PRÉSENTATION DE L'OPUSCULE

VERS UN CHRISTIANISME SANS ÉGLISE

« Ne serait-il pas temps, et ne serait-ce pas finalement plus pratique et plus réaliste, au meilleur sens, que l’Église se remette à chercher d’abord le royaume de Dieu ? »

Dans l’ouvrage intitulé l’Église d’où est tirée cette citation, le théologien Karl Barth met en balance la naissance du protestantisme évangélique au 16e siècle et l’origine même du christianisme dès le 1er siècle : « Par la volonté et le décret de Dieu, l’Église elle-même se trouvait hors de l’Église. Cet événement renouvelait exactement la journée où l’apôtre Paul et les siens, la Loi et les prophètes en main, s’étant exclus de la communauté d’Israël et réduits à eux-mêmes, furent contraints de reconnaître Israël hors d’Israël. Ces hommes du 16e siècle devaient désormais, eux aussi, chercher et trouver la véritable Église à l’extérieur, hors les murs de Jérusalem, à l’écart de l’ancienne Église, de l’Église du passé révolu… »
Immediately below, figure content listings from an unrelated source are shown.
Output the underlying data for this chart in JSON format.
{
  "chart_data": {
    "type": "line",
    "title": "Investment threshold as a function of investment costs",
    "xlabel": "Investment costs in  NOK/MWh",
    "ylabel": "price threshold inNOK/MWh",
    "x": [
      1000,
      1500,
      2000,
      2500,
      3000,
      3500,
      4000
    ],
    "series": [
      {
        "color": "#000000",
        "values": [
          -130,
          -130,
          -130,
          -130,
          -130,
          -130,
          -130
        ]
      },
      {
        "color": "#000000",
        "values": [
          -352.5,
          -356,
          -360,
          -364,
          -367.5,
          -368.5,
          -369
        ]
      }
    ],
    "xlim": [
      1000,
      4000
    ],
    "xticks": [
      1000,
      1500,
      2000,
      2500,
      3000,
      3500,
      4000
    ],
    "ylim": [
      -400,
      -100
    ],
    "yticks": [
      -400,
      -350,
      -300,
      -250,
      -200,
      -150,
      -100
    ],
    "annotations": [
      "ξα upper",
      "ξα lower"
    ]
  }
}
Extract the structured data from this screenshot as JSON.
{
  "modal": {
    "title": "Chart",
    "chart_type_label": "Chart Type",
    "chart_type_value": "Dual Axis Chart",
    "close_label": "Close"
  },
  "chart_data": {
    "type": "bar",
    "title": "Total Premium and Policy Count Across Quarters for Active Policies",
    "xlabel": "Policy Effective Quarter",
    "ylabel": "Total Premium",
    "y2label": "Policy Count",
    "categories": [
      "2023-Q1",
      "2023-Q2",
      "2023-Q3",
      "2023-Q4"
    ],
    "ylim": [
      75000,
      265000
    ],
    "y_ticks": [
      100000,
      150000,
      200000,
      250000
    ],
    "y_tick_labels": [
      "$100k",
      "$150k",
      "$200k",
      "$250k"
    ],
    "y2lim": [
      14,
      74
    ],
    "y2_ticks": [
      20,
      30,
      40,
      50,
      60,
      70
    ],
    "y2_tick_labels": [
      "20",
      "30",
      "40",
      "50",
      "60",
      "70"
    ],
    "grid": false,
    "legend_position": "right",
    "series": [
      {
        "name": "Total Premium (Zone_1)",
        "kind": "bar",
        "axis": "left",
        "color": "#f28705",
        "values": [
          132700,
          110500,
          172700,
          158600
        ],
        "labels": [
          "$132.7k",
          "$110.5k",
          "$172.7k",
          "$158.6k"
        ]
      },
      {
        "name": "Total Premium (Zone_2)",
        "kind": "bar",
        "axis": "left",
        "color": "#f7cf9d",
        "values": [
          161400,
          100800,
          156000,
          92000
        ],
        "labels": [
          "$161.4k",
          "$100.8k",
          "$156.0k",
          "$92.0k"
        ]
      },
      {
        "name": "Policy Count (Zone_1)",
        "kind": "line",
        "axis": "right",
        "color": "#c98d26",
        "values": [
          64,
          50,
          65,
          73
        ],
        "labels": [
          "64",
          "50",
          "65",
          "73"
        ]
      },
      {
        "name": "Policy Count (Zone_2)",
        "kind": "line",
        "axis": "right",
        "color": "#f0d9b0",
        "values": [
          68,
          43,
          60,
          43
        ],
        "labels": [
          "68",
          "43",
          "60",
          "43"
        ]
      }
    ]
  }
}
Hélas, hélas, l’histoire montre que ces hors de l’Église que connurent de tout temps les différentes dénominations chrétiennes, s’ils furent d’abord encouragés par leurs adeptes, devinrent très vite des « interdits » dans la bouche de ces mêmes hommes ! Le décret de Dieu annonçant que seul compte le Royaume des cieux est aboli tandis que la nouvelle église s’installe dans sa réussite. Enfin, le décret religieux est édicté à grand renfort de trompettes : « Cherchez premièrement l’Église. » L’appel à sortir qui était salutaire s’est étrangement retourné en une menace de condamnation. Comment ne pas voir là que quelque chose s »est grippé… qu’un levain s »est malicieusement mis dans la pâte ?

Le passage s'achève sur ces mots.